Susan McIsaac, United Way Toronto president and chief executive officer, told the packed room that the money would be directed toward the city's most needy, specifically in 13 low-income, under-serviced neighborhoods identified by her organization and the city of Toronto.
"We fund 200 agencies across the city, and in addition to what we've always done with bedrock funding, we identifed what is most important to Toronto at this time – newcomers, youth and neighborhoods," Ms. McIsacc told the crowd. "Most of the poverty in Toronto used to exist in the downtown core, but with shifting demographics and a slow, economic recovery, we've seen that shift to the inner suburbs. We've already built two satellite hubs – in Dorset Park (Scarborough) and Rexdale – and these funds will help us build more. We want to make sure youth have the opportunity to thrive in the community, with a focus on education, employment and engagement."
Ms. McIsaac said the hubs address both short- and long-term needs, by teaming United Way Toronto services with those of other charitable agencies. The 77,000-square-foot Rexdale site, for instance, is the largest of the hubs and opened last spring. "The idea of the hubs – which function as satellites to downtown agencies – is to create a central meeting place for people to come together, so every time they need something, they don't have to get on a bus and move across town.
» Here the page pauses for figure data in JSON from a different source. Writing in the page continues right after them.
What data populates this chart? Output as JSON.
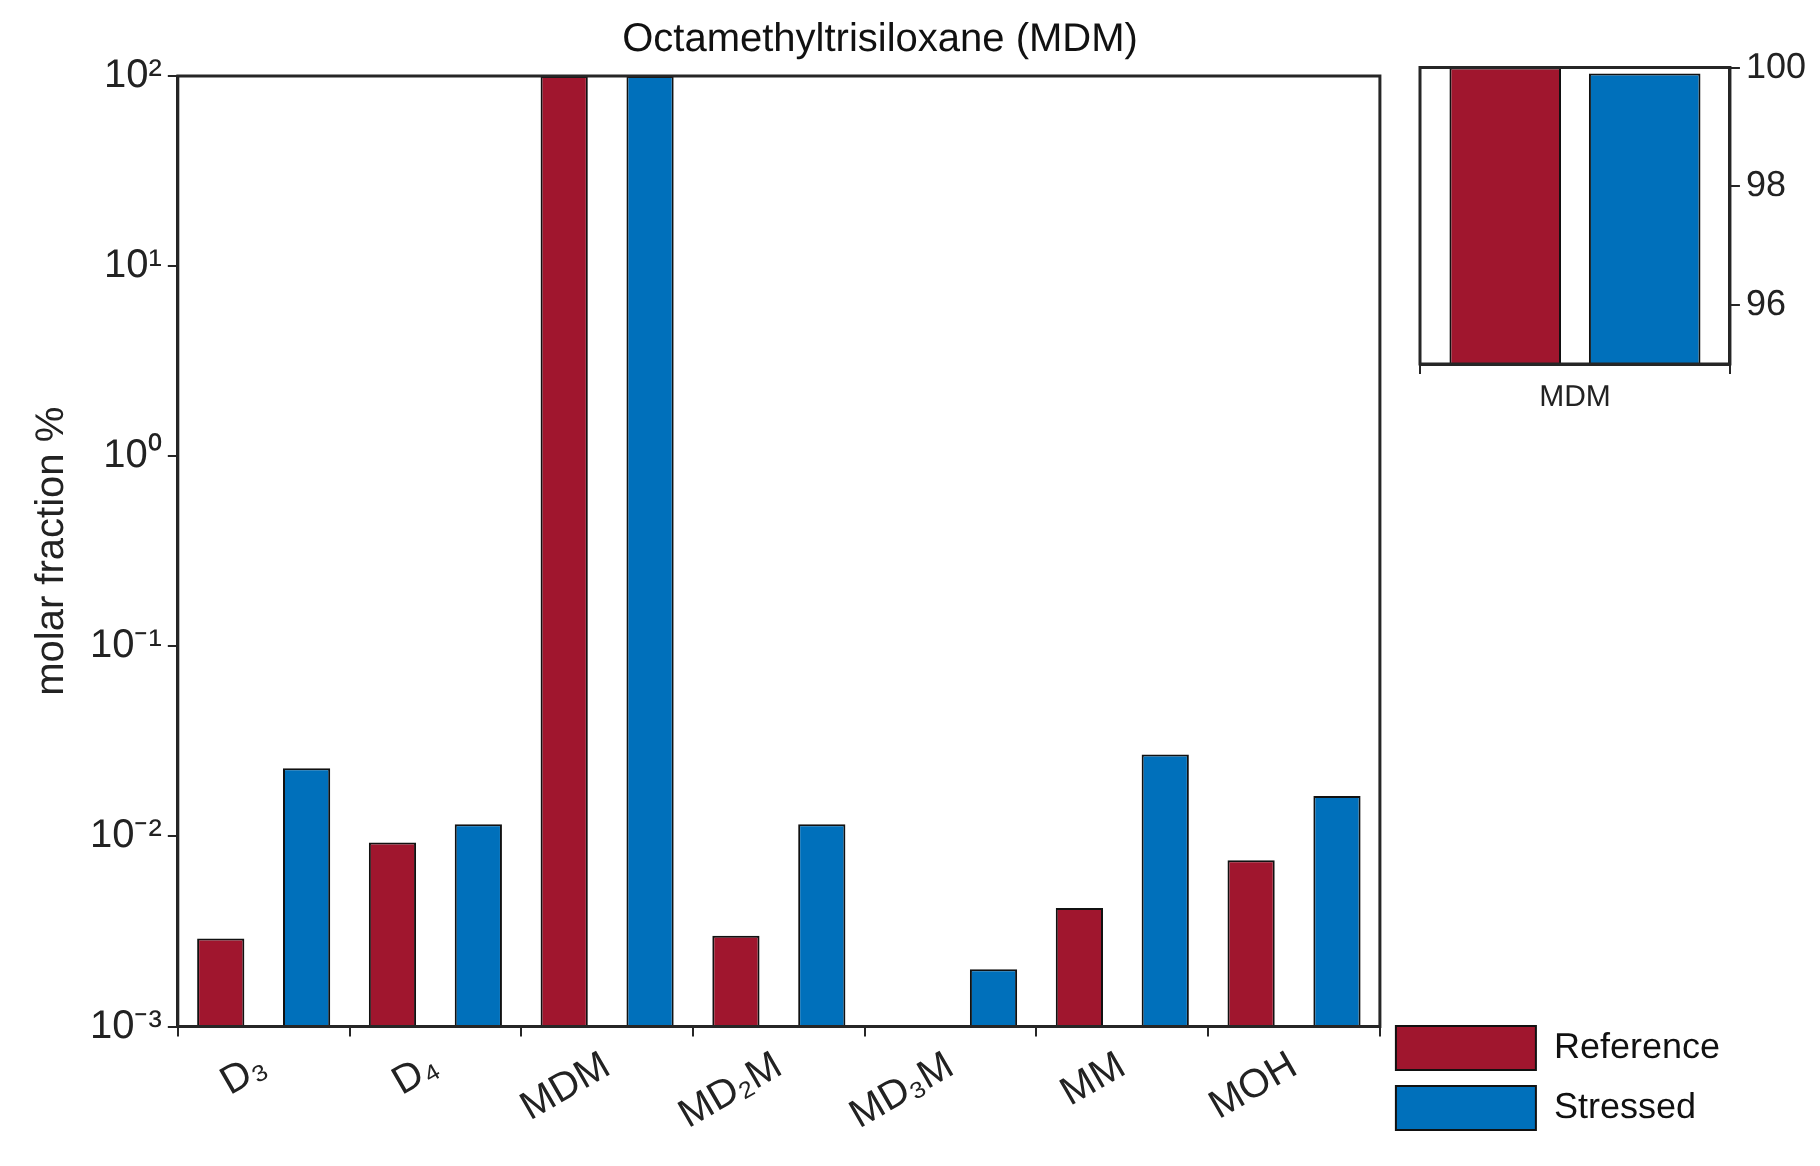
{
  "chart_data": [
    {
      "type": "bar",
      "title": "Octamethyltrisiloxane (MDM)",
      "ylabel": "molar fraction %",
      "categories": [
        "D₃",
        "D₄",
        "MDM",
        "MD₂M",
        "MD₃M",
        "MM",
        "MOH"
      ],
      "series": [
        {
          "name": "Reference",
          "color": "#a0162e",
          "values": [
            0.0029,
            0.0093,
            100,
            0.003,
            null,
            0.0042,
            0.0075
          ]
        },
        {
          "name": "Stressed",
          "color": "#0070bb",
          "values": [
            0.0228,
            0.0116,
            99.9,
            0.0116,
            0.002,
            0.027,
            0.0163
          ]
        }
      ],
      "log": true,
      "ylim": [
        0.001,
        100
      ],
      "yticks": [
        {
          "value": 0.001,
          "label": "10⁻³"
        },
        {
          "value": 0.01,
          "label": "10⁻²"
        },
        {
          "value": 0.1,
          "label": "10⁻¹"
        },
        {
          "value": 1,
          "label": "10⁰"
        },
        {
          "value": 10,
          "label": "10¹"
        },
        {
          "value": 100,
          "label": "10²"
        }
      ],
      "grid": false,
      "legend": "bottom right"
    },
    {
      "type": "bar",
      "categories": [
        "MDM"
      ],
      "series": [
        {
          "color": "#a0162e",
          "values": [
            100
          ]
        },
        {
          "color": "#0070bb",
          "values": [
            99.9
          ]
        }
      ],
      "ylim": [
        95,
        100
      ],
      "yticks": [
        96,
        98,
        100
      ],
      "grid": false
    }
  ]
}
So a single mother might come to learn English as a second language, and discover she can also get daycare support,employment counselling, and even attend a cooking class."
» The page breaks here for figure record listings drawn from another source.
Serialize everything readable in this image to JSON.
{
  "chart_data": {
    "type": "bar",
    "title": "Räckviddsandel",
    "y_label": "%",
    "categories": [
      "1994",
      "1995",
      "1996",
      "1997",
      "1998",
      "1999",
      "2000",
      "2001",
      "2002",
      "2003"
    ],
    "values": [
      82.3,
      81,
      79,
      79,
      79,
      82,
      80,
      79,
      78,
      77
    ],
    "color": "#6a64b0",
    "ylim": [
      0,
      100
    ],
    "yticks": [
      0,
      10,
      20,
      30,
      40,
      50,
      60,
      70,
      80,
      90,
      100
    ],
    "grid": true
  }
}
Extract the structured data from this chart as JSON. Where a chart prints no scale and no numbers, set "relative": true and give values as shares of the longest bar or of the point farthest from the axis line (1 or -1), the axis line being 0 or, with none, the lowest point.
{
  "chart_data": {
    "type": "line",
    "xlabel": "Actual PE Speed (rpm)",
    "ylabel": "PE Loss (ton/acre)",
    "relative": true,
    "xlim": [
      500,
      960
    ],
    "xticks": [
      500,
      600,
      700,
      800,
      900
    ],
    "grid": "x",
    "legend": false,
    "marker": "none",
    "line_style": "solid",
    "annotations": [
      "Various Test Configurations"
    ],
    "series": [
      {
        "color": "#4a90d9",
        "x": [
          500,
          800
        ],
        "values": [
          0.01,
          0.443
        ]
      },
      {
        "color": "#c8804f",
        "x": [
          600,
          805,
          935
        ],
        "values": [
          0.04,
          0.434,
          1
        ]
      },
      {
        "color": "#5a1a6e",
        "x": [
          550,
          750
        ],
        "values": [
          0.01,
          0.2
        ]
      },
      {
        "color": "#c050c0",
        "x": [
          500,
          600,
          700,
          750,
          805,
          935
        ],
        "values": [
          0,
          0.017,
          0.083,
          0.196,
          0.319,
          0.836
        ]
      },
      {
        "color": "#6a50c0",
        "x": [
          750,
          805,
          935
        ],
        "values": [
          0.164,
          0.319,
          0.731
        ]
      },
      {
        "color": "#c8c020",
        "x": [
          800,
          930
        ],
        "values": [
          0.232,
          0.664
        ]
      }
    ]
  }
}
Of the $116.1-million raised in this most recent campaign – which the United Way held in collaboration with CIBC – Ms. McIsaac said $21-million came from corporations, "with virtually everything else from individuals."
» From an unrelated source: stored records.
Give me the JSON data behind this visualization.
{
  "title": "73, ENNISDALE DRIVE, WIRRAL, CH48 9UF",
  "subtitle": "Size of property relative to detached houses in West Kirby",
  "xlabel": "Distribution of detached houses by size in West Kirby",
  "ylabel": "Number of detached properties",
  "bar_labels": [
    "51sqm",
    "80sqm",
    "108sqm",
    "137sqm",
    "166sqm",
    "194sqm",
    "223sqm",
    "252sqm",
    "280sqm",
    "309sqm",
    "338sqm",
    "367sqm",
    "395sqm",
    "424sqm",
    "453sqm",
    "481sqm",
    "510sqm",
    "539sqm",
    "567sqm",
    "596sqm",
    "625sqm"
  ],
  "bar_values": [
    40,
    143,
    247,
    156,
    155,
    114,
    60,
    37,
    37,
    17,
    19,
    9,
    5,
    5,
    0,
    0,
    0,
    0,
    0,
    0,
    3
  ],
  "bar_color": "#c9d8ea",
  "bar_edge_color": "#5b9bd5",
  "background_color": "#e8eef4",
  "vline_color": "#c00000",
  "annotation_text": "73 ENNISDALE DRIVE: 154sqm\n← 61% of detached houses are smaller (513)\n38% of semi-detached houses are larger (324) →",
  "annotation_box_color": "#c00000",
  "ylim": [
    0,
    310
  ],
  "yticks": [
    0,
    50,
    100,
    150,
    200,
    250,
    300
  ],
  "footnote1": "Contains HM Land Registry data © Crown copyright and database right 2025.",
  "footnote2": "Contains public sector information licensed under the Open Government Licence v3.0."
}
The 13 priority neighborhoods share two common traits: a high-density population living below the poverty line, as well as a dire shortage of support services.
United Way Toronto launched the campaign last September.
"We hear there is a [economic] recovery underway, but recovery is always quicker for those who are stronger," said Ms. McIsaac. "The vulnerable take a long time to revamp because they're so close to the edge. We hear from our agencies right across the board that demand for our services has never been higher. And it's demand for basic needs – food, shelter and employment services – that are especially high. We challenged Torontonians to respond to a crisis of serious need for many individuals and families. This response is overwhelming."